Para ser precisos, no es la única asignatura que se olvidaron de impartir. No se enseñó comunicación, pero tampoco emprendimiento. Y así nos va. La mayoría de licenciados, ante todo, prefieren ser funcionarios o empleados por cuenta ajena. La cultura de la seguridad ante la vida y la aversión al riesgo se impuso sobre la creatividad y la formación de empresas. Pero hay más: en algunos países, por ejemplo España, no nos enseñaron suficientemente, ni nos exigieron, idiomas extranjeros. Así hemos llegado a una situación en la que ni siquiera los presidentes de Gobierno de la democracia —con alguna excepción, en el caso de Felipe González, que sabía francés, y de Leopoldo Calvo Sotelo, que incluso leía en alemán— no manejaban habitualmente ninguna lengua distinta al castellano. Si bien es cierto que José María Aznar estudió inglés al dejar la presidencia. Ello condena a una situación de inferioridad evidente en cumbres internacionales y es refuerzo de esa máxima sobre la definición contemporánea de «español» que le escuché al profesor Xavier Mena: «Ciudadano del mundo que se pasa la vida estudiando inglés».[2]
Además, en la escuela primaria y en secundaria no hubiera estado mal aprender también normas del código de circulación, porque seguramente habría menos accidentes.
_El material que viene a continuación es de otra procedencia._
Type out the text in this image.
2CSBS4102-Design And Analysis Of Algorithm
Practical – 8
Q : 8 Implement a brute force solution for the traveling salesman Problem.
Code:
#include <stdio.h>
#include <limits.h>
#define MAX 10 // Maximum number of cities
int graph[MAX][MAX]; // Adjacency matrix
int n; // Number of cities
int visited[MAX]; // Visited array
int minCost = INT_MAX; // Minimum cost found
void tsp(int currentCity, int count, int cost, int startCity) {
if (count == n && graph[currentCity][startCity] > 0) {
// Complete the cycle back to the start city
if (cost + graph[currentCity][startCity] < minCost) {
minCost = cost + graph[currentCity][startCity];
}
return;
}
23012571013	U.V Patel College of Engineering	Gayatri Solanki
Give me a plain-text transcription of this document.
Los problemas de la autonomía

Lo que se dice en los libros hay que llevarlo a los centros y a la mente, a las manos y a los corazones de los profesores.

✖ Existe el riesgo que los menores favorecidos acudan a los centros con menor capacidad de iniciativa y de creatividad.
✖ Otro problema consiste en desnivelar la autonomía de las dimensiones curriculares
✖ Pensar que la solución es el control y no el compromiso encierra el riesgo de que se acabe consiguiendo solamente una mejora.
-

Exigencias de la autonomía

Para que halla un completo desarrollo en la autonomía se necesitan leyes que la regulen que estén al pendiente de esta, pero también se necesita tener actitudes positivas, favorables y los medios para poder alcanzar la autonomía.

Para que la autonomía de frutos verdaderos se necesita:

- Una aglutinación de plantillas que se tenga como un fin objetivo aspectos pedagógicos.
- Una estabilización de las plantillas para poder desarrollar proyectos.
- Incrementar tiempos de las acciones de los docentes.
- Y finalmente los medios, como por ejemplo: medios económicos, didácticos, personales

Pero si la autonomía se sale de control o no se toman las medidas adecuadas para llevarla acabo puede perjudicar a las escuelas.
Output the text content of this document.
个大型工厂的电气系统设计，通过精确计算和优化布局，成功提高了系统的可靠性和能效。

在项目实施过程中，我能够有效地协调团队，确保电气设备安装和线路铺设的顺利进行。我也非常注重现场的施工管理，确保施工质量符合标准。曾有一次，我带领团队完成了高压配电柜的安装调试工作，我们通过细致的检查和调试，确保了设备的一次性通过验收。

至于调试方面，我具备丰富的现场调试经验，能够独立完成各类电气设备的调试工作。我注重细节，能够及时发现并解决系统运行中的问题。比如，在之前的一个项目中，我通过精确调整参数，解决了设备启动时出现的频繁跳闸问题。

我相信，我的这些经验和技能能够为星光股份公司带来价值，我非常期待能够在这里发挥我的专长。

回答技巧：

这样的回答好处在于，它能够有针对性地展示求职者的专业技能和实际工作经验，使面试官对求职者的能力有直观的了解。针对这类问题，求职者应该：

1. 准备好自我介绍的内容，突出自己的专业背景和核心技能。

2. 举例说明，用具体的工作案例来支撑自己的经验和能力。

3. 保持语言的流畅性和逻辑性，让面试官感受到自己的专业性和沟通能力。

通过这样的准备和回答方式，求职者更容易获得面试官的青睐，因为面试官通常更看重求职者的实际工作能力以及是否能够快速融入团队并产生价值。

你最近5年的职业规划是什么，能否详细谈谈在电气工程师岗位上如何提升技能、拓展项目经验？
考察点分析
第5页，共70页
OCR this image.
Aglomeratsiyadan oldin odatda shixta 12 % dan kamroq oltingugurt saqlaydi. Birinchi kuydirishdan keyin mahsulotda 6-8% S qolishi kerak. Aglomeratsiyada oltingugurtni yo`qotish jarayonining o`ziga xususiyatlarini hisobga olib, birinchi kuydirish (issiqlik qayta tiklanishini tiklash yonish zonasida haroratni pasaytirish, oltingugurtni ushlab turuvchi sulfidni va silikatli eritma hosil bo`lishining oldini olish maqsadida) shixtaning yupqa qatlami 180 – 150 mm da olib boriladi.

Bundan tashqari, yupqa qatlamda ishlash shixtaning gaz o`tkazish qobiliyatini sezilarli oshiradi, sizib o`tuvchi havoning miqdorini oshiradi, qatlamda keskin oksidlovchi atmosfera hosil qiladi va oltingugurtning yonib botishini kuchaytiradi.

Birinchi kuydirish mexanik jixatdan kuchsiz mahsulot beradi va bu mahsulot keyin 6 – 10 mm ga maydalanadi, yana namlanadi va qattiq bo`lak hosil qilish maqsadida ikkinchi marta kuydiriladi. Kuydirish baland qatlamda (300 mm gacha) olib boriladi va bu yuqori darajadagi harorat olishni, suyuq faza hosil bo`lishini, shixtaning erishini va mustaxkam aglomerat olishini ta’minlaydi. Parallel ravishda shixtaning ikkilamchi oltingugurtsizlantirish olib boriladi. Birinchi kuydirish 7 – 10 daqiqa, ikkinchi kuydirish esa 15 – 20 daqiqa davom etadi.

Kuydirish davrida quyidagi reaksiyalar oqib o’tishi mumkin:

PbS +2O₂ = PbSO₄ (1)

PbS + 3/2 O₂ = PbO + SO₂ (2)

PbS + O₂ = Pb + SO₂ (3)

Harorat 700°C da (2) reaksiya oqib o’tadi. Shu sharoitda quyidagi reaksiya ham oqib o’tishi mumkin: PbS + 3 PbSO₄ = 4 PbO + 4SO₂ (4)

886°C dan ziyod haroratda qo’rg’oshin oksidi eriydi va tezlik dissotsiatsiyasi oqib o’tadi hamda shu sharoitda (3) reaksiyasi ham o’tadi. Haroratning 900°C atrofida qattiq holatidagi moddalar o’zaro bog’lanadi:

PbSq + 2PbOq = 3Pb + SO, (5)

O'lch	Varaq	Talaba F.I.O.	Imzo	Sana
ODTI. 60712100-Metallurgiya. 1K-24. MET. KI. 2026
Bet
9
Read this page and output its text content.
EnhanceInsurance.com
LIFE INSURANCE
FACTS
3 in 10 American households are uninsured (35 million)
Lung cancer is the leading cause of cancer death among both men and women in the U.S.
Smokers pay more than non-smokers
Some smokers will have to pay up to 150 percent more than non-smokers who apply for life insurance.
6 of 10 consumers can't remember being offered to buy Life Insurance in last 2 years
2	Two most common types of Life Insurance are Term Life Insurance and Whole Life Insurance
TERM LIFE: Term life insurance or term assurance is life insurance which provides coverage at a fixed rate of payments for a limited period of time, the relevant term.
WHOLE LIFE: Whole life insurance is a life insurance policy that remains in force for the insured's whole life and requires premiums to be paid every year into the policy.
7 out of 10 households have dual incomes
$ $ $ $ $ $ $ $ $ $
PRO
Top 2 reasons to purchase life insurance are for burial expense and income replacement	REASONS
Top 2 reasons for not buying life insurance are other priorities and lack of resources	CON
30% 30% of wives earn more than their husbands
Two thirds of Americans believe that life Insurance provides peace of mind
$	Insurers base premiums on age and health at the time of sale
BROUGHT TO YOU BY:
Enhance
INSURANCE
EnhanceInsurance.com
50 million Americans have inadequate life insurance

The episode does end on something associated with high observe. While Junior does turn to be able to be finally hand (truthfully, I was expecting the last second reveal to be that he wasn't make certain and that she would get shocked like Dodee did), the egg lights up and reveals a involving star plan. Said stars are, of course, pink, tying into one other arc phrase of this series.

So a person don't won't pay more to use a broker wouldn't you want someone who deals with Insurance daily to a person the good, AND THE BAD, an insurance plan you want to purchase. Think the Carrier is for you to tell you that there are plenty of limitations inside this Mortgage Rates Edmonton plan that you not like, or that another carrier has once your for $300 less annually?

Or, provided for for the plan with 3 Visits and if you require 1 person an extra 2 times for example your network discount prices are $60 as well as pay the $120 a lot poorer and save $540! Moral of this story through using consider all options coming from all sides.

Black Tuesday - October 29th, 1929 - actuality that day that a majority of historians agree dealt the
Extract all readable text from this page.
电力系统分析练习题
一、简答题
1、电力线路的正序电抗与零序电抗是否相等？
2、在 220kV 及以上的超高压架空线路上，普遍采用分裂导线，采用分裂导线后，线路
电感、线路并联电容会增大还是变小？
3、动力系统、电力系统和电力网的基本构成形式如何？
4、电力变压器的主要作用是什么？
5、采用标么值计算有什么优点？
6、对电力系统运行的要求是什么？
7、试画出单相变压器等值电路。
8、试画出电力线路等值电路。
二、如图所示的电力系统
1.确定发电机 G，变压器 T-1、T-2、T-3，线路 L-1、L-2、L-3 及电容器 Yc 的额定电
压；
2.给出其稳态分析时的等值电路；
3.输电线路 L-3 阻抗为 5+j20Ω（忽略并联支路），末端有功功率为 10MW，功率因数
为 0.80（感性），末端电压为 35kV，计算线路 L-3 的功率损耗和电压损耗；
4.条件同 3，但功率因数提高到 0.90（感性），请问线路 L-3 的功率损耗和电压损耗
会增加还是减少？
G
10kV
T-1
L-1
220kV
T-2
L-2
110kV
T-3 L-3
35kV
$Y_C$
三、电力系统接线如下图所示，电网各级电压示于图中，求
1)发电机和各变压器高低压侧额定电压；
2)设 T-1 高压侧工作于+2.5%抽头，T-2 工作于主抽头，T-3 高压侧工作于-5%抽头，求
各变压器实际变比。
O educación afectivo-sexual, y tendríamos menos dramas entre los adolescentes. Por ambos déficits pagamos un amplio tributo.
Pero aquí debemos centrarnos fundamentalmente en la comunicación. Jorge, director de Marketing para España de una empresa internacional de perfumería, se sincera así: «Yo no creo tener menos capacidad profesional que mi colega americano o mi colega francesa. ¿Y por qué ellos hablan en público con naturalidad —al menos aparentemente—, son convincentes, se ajustan a los tiempos, seducen a los directivos y a los participantes en nuestra convención anual? En cambio yo... no duermo bien la noche anterior a mi convención y no me despego del PowerPoint porque lo tengo por mi salvavidas».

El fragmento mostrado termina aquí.